Gedächtnis Fähigkeit des Gehirns, Informationen so zu speichern, dass sie später wieder ins Bewusstsein zurückgerufen werden können. Dabei unterscheidet man folgende Vorgänge:
1. Lernen (Informationsaufnahme)
2. Speicherung von Gedächtnisspuren (Engramme)
3. Erinnern (Abgabe und Ausnutzung der gespeicherten Informationen).
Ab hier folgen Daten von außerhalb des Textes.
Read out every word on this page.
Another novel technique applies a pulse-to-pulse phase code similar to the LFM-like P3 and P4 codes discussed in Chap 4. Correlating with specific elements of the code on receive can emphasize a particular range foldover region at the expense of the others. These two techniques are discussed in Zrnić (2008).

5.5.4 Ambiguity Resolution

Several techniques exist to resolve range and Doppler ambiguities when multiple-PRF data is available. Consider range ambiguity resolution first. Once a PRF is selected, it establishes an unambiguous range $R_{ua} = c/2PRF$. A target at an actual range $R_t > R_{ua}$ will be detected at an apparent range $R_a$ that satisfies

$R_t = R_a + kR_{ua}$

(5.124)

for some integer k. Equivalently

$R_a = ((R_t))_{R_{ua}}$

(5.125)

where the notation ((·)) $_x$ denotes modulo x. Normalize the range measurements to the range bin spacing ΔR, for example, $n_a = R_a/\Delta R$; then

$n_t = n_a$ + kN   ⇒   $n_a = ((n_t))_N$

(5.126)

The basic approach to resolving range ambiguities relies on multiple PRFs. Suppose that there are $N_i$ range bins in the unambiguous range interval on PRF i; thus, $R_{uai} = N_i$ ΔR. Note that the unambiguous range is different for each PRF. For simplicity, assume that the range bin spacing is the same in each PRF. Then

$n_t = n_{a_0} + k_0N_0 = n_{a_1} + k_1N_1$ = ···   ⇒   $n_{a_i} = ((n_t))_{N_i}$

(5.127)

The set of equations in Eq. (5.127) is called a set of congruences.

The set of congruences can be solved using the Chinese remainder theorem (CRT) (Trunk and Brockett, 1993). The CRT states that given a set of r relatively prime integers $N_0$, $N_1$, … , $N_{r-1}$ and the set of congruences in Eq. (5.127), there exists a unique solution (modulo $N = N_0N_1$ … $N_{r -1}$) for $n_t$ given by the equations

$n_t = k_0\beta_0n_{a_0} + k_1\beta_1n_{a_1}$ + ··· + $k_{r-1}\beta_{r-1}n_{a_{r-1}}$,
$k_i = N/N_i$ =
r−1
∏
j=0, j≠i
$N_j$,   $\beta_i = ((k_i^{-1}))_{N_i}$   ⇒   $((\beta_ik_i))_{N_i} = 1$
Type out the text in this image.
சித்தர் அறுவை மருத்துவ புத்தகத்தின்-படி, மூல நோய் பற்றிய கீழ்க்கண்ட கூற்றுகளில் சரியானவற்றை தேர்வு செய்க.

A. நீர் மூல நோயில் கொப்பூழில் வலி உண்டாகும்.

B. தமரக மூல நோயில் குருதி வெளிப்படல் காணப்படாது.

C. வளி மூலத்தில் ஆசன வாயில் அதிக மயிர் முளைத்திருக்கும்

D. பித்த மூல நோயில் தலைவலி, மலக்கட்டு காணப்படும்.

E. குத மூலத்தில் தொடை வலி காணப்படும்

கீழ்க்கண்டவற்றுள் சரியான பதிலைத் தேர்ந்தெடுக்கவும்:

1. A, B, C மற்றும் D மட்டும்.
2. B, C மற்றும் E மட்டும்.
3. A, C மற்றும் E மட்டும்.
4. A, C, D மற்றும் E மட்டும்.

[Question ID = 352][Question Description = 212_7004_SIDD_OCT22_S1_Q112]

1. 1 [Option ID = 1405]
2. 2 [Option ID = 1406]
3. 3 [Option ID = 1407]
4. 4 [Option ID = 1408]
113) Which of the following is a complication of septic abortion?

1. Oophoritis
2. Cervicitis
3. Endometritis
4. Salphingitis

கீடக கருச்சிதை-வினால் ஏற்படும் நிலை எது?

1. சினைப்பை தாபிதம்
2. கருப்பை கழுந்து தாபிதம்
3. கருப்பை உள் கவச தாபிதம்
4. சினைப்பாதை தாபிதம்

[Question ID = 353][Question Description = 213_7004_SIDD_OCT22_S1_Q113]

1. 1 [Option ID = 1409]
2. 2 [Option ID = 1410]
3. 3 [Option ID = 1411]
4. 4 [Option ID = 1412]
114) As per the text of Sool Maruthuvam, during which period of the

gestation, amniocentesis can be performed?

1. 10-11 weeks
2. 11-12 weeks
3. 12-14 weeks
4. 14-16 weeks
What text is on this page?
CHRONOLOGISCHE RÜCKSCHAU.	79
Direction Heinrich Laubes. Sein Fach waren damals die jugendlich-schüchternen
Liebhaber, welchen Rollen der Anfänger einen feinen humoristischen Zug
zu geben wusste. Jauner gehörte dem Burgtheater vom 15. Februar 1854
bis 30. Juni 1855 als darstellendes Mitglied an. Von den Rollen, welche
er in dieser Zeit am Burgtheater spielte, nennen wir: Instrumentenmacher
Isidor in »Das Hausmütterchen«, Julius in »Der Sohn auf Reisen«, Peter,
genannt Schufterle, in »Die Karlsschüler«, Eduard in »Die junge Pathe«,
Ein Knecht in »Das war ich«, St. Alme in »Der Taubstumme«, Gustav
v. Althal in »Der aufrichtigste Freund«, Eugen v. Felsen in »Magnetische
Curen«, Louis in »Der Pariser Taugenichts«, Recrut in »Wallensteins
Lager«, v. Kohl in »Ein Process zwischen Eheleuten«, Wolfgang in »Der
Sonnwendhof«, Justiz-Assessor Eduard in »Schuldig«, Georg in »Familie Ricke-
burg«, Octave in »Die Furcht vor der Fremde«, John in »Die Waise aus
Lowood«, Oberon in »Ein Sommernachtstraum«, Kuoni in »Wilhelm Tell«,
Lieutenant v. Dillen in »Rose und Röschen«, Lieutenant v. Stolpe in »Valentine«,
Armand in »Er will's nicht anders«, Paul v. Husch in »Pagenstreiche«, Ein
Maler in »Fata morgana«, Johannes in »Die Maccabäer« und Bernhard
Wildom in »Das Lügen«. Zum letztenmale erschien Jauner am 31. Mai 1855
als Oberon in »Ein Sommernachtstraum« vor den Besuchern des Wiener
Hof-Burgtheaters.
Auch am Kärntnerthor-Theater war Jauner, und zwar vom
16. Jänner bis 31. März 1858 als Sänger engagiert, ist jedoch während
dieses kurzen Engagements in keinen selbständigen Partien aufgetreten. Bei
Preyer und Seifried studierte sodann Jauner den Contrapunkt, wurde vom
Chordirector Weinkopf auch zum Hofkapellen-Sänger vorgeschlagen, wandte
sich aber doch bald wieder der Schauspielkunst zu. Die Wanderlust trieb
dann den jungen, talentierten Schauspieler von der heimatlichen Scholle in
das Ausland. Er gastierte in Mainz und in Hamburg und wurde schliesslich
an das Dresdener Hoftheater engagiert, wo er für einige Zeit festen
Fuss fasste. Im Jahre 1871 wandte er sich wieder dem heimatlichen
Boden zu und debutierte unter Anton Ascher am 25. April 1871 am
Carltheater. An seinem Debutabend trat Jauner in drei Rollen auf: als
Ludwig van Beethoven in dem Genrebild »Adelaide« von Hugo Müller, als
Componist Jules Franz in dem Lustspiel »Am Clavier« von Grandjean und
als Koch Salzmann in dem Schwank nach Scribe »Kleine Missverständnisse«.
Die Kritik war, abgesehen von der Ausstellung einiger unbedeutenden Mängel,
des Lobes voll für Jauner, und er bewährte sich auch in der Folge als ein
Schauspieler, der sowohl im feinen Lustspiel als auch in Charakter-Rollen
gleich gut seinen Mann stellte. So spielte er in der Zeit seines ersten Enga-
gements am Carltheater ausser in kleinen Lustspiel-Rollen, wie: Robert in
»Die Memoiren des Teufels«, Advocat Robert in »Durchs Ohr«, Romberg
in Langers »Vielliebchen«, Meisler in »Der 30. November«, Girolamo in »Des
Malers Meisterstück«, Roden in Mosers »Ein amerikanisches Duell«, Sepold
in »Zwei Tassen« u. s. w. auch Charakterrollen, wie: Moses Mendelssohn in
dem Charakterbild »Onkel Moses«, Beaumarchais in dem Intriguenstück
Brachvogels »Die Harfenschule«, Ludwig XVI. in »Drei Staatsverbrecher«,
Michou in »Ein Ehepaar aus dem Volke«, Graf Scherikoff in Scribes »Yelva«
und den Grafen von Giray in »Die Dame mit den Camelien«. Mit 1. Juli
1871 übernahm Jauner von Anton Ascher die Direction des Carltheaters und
Obwohl man bisher in keinem bestimmten Bezirk des Gehirns oder des Nervensystems Gedächtnisspuren nachweisen konnte, scheint es festzustehen, dass begrenzte Regionen für das Lernen und Behalten eines bestimmten Vorgangs wesentlich sind. Auf jeden Fall gehört das Gedächtnis zu den Grundeigenschaften des sozialen Lebens. Man unterscheidet zwischen der Merkfähigkeit (Kurzzeitgedächtnis) und der Erinnerungs- oder Reproduktionsfähigkeit (Langzeitgedächtnis).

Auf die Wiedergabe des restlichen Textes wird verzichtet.